Three artists, Roco Córdova, Rana Hamadeh, and Alchemia do not have artworks in the gallery. That absence is the residue of performative presence. Córdova’s opening performance was inspired by its namesake, “Things You May Find Hidden in My Ear (City Lights),” the title of a collection of poetry by the Palestinian author Mosab Abu Toha. Alchemia’s DJ set was also played at the opening. Hamadeh’s playlist echoes in the space, layering on other sounds.
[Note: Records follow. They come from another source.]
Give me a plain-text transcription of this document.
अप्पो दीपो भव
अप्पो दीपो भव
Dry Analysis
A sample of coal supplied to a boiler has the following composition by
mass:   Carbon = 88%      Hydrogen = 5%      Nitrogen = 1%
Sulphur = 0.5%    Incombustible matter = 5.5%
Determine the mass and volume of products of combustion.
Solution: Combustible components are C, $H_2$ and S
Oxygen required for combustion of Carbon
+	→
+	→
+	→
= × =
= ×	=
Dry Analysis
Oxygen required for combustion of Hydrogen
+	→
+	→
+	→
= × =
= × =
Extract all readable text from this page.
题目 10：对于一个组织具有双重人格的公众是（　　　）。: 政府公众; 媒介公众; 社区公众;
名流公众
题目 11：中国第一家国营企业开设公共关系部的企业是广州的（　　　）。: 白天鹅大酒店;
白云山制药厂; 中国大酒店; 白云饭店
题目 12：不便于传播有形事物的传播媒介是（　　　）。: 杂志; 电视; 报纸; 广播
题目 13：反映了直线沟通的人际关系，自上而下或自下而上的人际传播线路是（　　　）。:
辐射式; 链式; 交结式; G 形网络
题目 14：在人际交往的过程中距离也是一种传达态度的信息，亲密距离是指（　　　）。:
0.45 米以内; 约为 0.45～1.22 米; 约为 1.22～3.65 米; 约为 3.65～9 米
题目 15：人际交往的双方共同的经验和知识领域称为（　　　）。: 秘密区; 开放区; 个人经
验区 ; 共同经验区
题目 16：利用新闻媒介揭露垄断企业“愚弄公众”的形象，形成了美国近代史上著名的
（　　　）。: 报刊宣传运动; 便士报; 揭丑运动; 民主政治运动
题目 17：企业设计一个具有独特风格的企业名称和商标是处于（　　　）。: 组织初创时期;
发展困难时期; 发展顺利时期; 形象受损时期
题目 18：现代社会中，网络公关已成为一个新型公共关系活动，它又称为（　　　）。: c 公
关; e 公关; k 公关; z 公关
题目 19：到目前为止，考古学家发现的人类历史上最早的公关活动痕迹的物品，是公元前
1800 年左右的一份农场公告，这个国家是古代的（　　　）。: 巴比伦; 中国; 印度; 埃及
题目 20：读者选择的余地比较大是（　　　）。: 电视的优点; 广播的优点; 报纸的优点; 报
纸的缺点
The ways in which these artists are at once present and absent for the show’s duration is in keeping with a the exhibition’s theme of inside and outside, or inclusion and exclusion.

Behind thick light-blocking curtains in a far corner of the gallery loops a monumental, nineteen-minute film by Maryam Tafakory. “Nazarbazi” (translated as “the play of glances”) incorporates edited clips from eighty-seven Iranian films made between 1982-2010 in the Gregorian calendar. These films capture the potent transmission of gazes between men and women when, in the aftermath of the 1979 revolution, touch between genders was forbidden on screen. Tafakory overdubs visual text and excerpted sounds to compose a collage in which the desire for intimacy is restricted by invisible systems imposed by state authorities. The video conveys the impact on interpersonal expressions of love or lust or comfort or distress. In one compelling scene, a man and a woman kiss a flat ritualistic stone in turn, over and over again. Like Castillo’s work, the presence of a menacing authority is undeniable.
Each artist manages to evoke a transcendental beauty in probing, whether through the ornate paper cut flowers and carefully rendered tattoos that transform the body into a surface for unrestricted personal expression, or in the juxtaposition of text-based prose and the human feeling that finds a mode for expression, regardless of impediments.